New Asia box set ‘The Official Live Bootlegs Volume 1,’ featuring five full concerts, due out in November
BMG Records

A new 10-CD box set titled The Official Live Bootlegs Volume 1, featuring recordings of five concerts by Asia‘s original lineup from various years of the prog-rock supergroup’s career, will be released on November 26.

Two shows featured in the expansive collection took place during the band’s initial early-1980s heyday, while the other three concerts were recorded after the original lineup reunited during the 2000s.
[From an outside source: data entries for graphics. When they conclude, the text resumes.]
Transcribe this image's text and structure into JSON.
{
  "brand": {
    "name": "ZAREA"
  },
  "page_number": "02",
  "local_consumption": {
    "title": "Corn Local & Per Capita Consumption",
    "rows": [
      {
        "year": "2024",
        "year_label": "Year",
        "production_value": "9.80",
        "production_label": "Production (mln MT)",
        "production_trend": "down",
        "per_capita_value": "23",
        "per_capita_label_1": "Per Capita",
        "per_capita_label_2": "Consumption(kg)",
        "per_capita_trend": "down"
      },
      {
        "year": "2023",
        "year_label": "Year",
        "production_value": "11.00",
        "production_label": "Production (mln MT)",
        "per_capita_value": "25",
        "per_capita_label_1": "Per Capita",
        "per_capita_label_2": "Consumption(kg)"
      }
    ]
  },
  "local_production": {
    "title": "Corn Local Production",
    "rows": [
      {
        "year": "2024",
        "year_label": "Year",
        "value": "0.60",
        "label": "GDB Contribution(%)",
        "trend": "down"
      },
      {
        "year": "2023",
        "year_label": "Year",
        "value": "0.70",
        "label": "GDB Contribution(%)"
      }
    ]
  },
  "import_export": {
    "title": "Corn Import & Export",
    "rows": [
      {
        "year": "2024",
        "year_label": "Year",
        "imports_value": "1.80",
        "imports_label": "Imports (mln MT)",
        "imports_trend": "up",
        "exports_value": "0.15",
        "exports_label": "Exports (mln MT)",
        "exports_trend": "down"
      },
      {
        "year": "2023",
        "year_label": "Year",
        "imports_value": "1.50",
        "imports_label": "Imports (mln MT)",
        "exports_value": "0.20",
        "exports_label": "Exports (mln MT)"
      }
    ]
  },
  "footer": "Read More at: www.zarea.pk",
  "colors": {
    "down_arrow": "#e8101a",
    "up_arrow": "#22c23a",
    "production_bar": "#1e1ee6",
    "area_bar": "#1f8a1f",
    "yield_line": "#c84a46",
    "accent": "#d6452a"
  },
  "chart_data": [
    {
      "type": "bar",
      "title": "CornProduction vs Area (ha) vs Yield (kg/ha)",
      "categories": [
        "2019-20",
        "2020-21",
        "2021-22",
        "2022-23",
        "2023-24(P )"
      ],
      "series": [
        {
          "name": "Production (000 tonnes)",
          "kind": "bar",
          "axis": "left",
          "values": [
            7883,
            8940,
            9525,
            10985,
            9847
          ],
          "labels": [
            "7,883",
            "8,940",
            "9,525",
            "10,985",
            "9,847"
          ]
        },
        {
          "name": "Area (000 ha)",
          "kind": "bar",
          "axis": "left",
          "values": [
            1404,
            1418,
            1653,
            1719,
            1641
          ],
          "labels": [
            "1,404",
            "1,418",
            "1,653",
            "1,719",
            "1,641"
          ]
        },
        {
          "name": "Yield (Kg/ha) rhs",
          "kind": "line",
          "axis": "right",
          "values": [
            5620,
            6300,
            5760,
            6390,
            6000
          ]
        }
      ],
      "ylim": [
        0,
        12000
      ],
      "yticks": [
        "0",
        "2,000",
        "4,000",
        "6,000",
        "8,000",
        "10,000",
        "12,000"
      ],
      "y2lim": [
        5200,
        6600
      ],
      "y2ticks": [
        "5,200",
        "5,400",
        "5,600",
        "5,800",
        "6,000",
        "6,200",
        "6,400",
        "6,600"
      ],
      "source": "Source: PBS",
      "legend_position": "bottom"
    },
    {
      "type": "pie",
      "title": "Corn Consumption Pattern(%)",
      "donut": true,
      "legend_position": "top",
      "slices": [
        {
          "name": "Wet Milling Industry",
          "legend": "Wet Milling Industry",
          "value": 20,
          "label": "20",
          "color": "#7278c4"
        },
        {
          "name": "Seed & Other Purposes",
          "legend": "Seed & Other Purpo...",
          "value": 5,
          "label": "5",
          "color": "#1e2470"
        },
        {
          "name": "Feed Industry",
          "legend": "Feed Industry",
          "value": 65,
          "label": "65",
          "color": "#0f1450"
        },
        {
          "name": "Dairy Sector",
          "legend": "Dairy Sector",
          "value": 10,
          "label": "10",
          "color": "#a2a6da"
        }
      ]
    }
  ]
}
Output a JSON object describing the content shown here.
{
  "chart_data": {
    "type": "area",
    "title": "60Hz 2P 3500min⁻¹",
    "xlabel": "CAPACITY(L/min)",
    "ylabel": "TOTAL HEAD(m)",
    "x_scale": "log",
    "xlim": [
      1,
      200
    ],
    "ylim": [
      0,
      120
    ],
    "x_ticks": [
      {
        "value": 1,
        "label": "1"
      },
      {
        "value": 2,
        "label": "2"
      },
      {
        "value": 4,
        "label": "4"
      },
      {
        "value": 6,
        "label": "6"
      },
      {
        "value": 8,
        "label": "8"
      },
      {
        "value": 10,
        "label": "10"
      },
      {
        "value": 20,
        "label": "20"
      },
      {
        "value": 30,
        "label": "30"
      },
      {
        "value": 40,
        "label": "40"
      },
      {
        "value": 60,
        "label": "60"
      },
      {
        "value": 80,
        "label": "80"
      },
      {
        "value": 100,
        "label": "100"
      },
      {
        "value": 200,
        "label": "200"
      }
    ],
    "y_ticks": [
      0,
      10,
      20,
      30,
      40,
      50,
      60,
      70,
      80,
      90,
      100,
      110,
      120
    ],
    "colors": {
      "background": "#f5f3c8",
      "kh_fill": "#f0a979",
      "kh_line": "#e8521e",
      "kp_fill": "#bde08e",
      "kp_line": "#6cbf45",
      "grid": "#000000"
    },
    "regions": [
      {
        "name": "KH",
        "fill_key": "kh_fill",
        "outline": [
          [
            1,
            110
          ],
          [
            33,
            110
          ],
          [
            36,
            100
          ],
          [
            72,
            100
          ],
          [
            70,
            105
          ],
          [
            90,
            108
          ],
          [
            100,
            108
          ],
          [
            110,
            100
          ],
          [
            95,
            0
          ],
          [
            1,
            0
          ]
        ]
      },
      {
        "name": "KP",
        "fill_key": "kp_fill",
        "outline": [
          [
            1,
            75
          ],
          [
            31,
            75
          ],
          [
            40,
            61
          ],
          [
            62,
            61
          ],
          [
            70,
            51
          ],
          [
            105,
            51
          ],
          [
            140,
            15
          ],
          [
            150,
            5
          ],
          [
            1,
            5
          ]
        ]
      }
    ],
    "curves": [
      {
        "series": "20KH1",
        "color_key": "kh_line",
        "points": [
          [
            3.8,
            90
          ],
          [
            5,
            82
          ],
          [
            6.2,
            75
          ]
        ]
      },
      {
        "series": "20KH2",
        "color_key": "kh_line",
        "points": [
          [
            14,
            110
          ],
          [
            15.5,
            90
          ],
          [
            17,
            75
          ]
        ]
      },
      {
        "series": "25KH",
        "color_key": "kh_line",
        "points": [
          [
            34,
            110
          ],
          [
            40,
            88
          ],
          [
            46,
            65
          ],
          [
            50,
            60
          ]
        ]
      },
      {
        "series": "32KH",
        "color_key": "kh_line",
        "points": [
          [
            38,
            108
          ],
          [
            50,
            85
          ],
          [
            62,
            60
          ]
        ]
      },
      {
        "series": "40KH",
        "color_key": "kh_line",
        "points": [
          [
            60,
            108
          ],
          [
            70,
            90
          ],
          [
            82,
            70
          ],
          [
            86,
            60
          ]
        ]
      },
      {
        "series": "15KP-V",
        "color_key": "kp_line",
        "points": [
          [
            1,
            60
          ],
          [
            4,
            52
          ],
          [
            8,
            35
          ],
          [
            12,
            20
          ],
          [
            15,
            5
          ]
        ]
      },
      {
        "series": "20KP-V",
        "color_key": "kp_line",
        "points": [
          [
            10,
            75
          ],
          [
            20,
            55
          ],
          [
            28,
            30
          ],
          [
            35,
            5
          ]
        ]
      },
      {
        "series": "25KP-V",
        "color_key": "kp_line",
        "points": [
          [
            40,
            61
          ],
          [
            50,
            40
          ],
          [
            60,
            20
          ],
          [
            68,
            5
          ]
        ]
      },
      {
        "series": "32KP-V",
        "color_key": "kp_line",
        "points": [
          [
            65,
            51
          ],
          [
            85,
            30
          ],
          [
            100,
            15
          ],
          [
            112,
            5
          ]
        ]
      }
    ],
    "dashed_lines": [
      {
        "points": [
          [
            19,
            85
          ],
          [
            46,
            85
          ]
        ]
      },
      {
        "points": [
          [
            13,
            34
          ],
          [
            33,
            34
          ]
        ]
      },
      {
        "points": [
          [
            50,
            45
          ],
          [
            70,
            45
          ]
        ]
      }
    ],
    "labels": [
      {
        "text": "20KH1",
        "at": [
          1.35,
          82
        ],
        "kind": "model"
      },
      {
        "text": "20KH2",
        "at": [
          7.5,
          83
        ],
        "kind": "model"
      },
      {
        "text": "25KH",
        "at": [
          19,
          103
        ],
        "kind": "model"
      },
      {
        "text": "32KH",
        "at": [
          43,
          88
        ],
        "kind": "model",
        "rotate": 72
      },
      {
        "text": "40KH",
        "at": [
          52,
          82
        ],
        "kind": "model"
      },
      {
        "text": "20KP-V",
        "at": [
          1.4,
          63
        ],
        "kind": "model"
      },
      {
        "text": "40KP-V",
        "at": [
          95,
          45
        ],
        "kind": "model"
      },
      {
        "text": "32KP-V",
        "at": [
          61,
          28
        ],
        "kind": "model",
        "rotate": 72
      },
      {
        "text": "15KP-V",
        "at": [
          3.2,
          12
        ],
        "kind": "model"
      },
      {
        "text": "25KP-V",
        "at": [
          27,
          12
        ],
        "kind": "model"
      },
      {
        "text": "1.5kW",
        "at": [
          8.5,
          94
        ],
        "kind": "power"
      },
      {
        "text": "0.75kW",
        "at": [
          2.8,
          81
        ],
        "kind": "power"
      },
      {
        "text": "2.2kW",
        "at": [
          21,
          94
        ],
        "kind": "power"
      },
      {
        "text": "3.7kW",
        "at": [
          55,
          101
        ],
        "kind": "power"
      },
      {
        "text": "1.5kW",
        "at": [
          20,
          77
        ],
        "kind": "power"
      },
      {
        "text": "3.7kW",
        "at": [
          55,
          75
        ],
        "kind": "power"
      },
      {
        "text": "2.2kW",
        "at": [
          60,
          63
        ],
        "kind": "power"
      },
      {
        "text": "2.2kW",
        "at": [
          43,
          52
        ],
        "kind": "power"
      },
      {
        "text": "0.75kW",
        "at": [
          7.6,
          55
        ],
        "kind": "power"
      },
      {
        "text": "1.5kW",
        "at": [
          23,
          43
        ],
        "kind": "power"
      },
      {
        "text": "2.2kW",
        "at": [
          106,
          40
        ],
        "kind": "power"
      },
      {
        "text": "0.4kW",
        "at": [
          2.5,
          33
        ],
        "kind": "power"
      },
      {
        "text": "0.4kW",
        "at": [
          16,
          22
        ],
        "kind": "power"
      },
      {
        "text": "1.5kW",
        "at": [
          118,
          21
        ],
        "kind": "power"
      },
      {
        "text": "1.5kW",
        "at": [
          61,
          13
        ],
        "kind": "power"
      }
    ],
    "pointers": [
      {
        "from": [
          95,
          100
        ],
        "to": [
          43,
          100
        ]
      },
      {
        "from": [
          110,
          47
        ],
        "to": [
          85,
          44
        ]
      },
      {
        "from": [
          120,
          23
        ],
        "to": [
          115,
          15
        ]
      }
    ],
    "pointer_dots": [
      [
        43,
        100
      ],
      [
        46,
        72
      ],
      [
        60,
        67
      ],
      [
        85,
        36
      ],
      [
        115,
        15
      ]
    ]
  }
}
The concerts were recorded in May 1982 at Kleinhans Music Hall in Buffalo, New York; in August 1983 at The Centrum in Worcester, Massachusetts; in March 2007 at the Credicard Hall in São Paulo, Brazil; in May 2008 at the International Forum in Tokyo; and in December 2010 at The Forum in London.

Asia’s classic lineup featured former King Crimson and UK singer/bassist John Wetton, longtime Yes guitarist Steve Howe, Emerson, Lake & Palmer drummer Carl Palmer and Buggles/Yes keyboardist Geoff Downes.

The original band recorded two albums, 1982’s Asia and 1983’s Alpha, before Howe exited the group. Wetton, Howe, Downes and Palmer reunited in 2006 to mark Asia’s 25th anniversary and the group went on to record three more albums together — 2008’s Phoenix, 2010’s Omega and 2012’s XXX — before Howe again left the band in 2013.

The concerts feature Asia playing its classic songs “Heat of the Moment,” “Only Time Will Tell” and “Don’t Cry,” while the post-2000 shows also include renditions of tunes by the members’ other famous groups, among them Yes’ “Roundabout,” King Crimson’s The Court of the Crimson King and The Buggles’ “Video Killed the Radio Star.”

The Official Live Bootlegs Volume 1 can be pre-ordered now. A digital album featuring 24 tracks from the box set also will be released on November 26.